Low & Slow Cooked Pork Roast

A the low and slow method requires time, but will fill your house with the aroma of roasting pork all day and the results are amazing.

A pork shoulder roast is a tough cut of meat. Think about how much work your own shoulder goes through in the course of a day. It’s the same with a hog. The pork shoulder comes from the upper front legs of the animal and it gets a daily work out. So, there are really only two ways to cook it, both of which ensure that the tough muscle fibers are broken down and the fat renders through the meat to tenderize it. One is to braise it and most of my pork roast recipes are just that: cooking the roast in an enclosed environment with small amount of liquid. This ensures the steam circulated around the meat with the hot liquid, providing more thermal contact than if it were simply hot air. The second method is, in fact, with hot air; but for a long period of time. This is the method that barbecue employs with hot, circulating smoke. It isn’t uncommon to barbecue a 10 pound pork shoulder for 12-15 hours. Generally, barbecuing is done at something around 215°-225°F. just above the boiling point.

A roast cooking at 225 degrees will require 75 to 90 minutes per pound. Depending on how large your pork roast is, you may or may not have that kind of time. At 300°F, the cooking time will amount to about 65 minutes per pound and since I had an 8 pound roast on this occasion, that is the temperature I chose, which took 8-1/2 hours. The results in either at these temperatures will be more or less the same, but if you go with any temperature higher than that, the meat will cook too quickly but it won’t become tenderized. I believe that anything less than an hour per pound will yield poor results.

In any case, the final step of this recipe is to ramp up the oven to a very high temperature, exposing the fat side of the roast to the heat necessary to crisp it up before serving, about twenty minutes. This final application of high heat means you can forego the messy first step found in many pork roast recipes (including most of mine) of browning the roast on all sides on the stove top before putting it in the roasting pan.

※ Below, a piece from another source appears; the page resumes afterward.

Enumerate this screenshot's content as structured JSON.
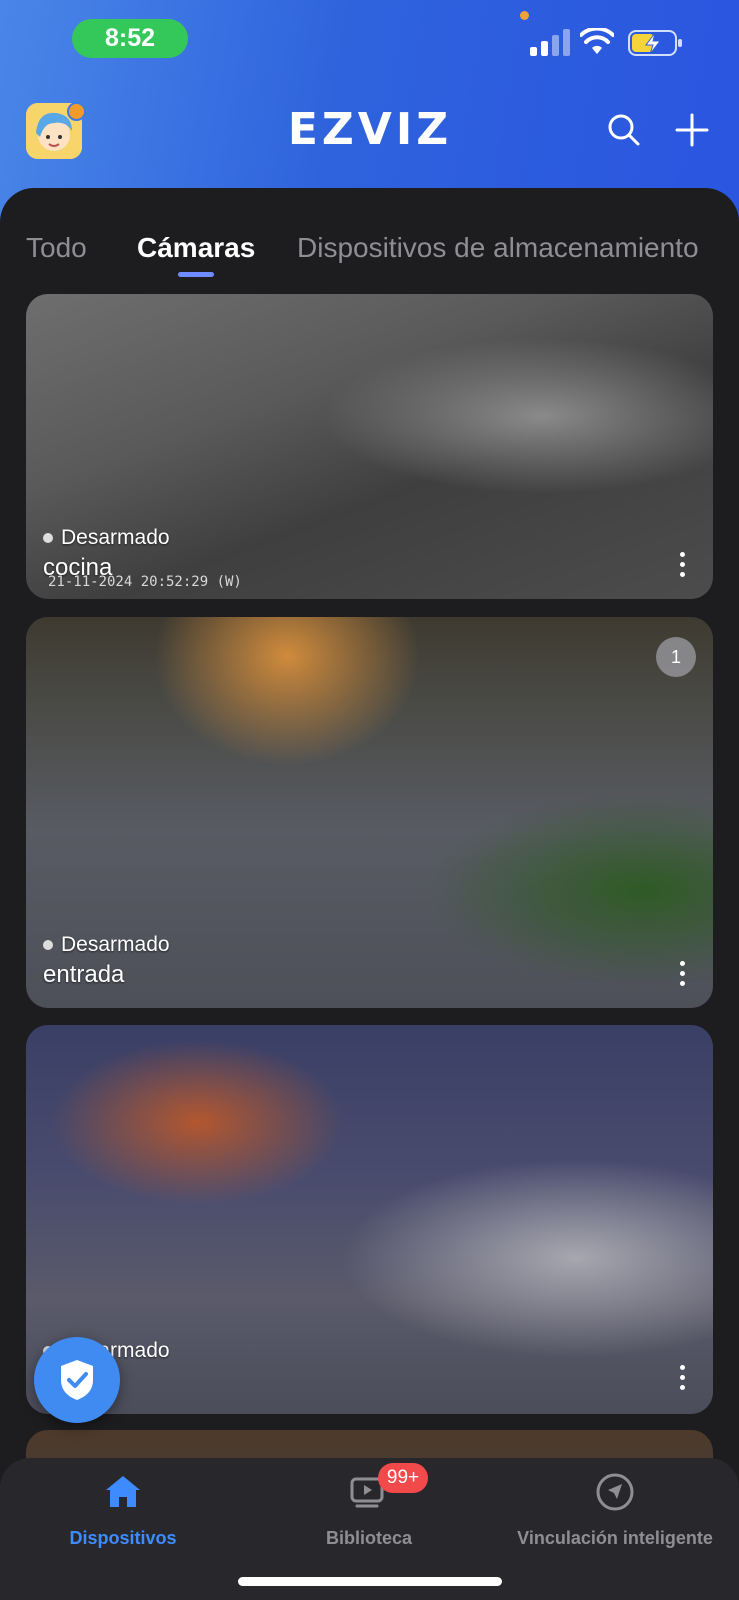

Low & Slow Cooked Pork Roast

Low & Slow Cooked Pork Roast
Yield: 10-12
Author:
A the low and slow method requires time, but will fill your house with the aroma of roasting pork all day and the results are amazing.

Ingredients

  • 7-8 pound bone-in pork shoulder roast
  • 4 tbsp Dijon mustard
  • 4 tbsp apple cider vinegar
  • 2 tbsp white wine
  • 4 tbsp Herbs de Provence
  • 2 tbsp Onion and Herb Seasoning Blend (like, Mrs. Dash)
  • 3 tbsp olive oil
  • 1 cup baby carrots, cut in half
  • 1 medium yellow onion, rough cut into wedges
  • 3-4 stalks celery, cut into 1-2 inch pieces
  • 1 cup beef stock (like, Kitchen Basics or Swanson's)
  • 1 cup white wine
  • non-stick cooking spray (like, Pam)
  • 1/8 tsp fine sea salt
  • 10-12 grinds freshly cracked black pepper

Instructions

  1. Take the pork butt out of the refrigerator for two hours before cooking.
  2. Pre-heat the oven to 300°F.
  3. Score the fat side of the roast in diamond shapes, cutting only into the fat cap, not the meat.
  4. Combine the Dijon mustard, vinegar, wine, Herbs de Provence, Mrs. Dash seasoning and the olive oil to form a thick rubbing sauce. Slather this all over the roast, on all sides, leaving the fat cap right side up, and do this as the roast is coming up to room temperature, which will give the meat a couple of hours to soak in the flavors. Salt and pepper the roast liberally after applying the sauce.
  5. Use a large roasting pan that will be deep enough to contain your roast but give you clearance to seal it with aluminum foil. Cut up your vegetables and after spraying the pan with non-stick cooking spray, lay them in a single layer in the center of the pan.
  6. Place the roast on top of the veggies and then pour the beef stock and wine around the roast. Cap the roasting pan tightly with aluminum foil and set in the middle of your oven.
  7. Roast the meat for 65 minutes per pound; if you use a meat thermometer, roast to an internal temperature of 165°F.
  8. Remove the roasting pan from the oven and leave it tented with the foil, then raise the temperature in your oven to 450°F.
  9. Remove the foil and place the roast back in the oven for 20-25 minutes to crisp up what's left of the fat cap.
  10. Take the roast out of the roasting pan and tent it with the aluminum foil for 15 minutes before carving.
  11. Use the pan dripping with the veggies as gravy as-is, or you can use a submersion blender to smooth it out. Either way, it's great on mashed potatoes.